The REvil group made the demand late Sunday, offering in a posting on its dark web site a universal decryptor software key that would unscramble all affected machines in exchange for $70 million in cryptocurrency.
But Reuters reported that the hackers have “indicated a willingness to temper their demands in private conversations” with a cybersecurity expert and the news agency.
“We are always ready to negotiate,” a REvil representative told Reuters.
The ransomware attack targeted a virtual systems/server administrator (VSA) that software vendor Kaseya supplies to IT providers. Those customers typically handle back-office work for companies too small or modestly resourced to have their own tech departments.
Kaseya said the hack affected between 800 and 1,500 businesses, most of them customers of its customers.
“Although most of those affected have been small concerns — like dentists’ offices or accountants — the disruption has been felt more keenly in Sweden, where hundreds of supermarkets had to close because their cash registers were inoperative,” Reuters said.
REvil locked each victim computer as a standalone target and initially asked $45,000 to unlock each specific device. Allan Liska, an analyst at the cybersecurity firm Recorded Future, said it was extremely difficult to imagine victims banding together to jointly pay $70 million.

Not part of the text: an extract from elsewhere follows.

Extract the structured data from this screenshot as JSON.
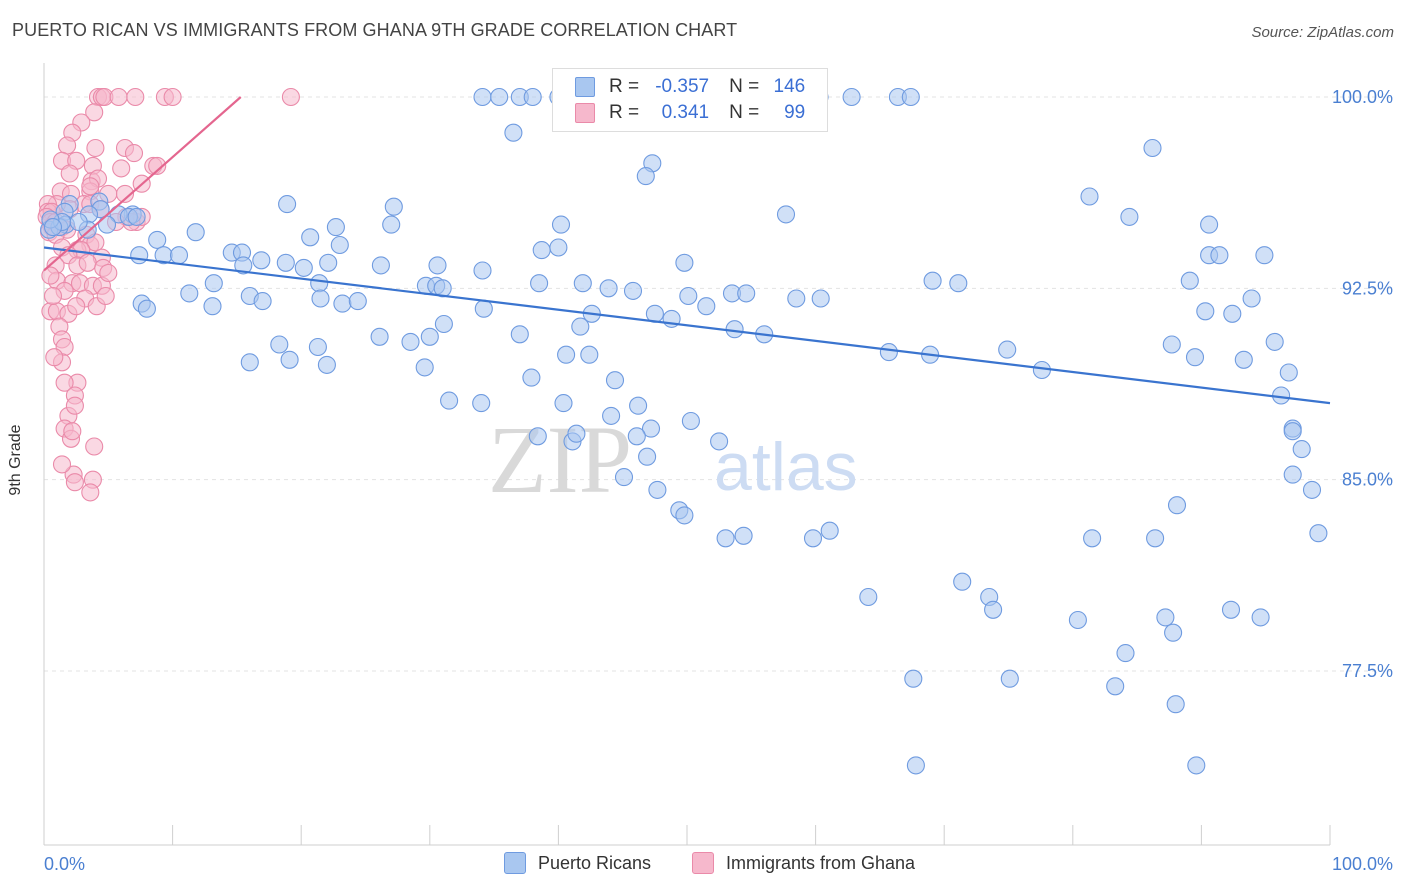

“Despite the braggadocio in their note, I actually think it is actually a sign they are overwhelmed,” he told NBC News.
The REvil hack has similarities to the SolarWinds “supply chain” breach last year, which also exploited a flaw in a common product or service used widely across the internet to rapidly hack scores of victims before the compromises were detected.
Kaseya’s customers use its VSA to manage and send out software updates to systems on computer networks. “Supply-chain attacks like the one involving Kaseya have long been a concern for cybersecurity professionals, even more so after last year’s so-called SolarWinds hack,” The Wall Street Journal said.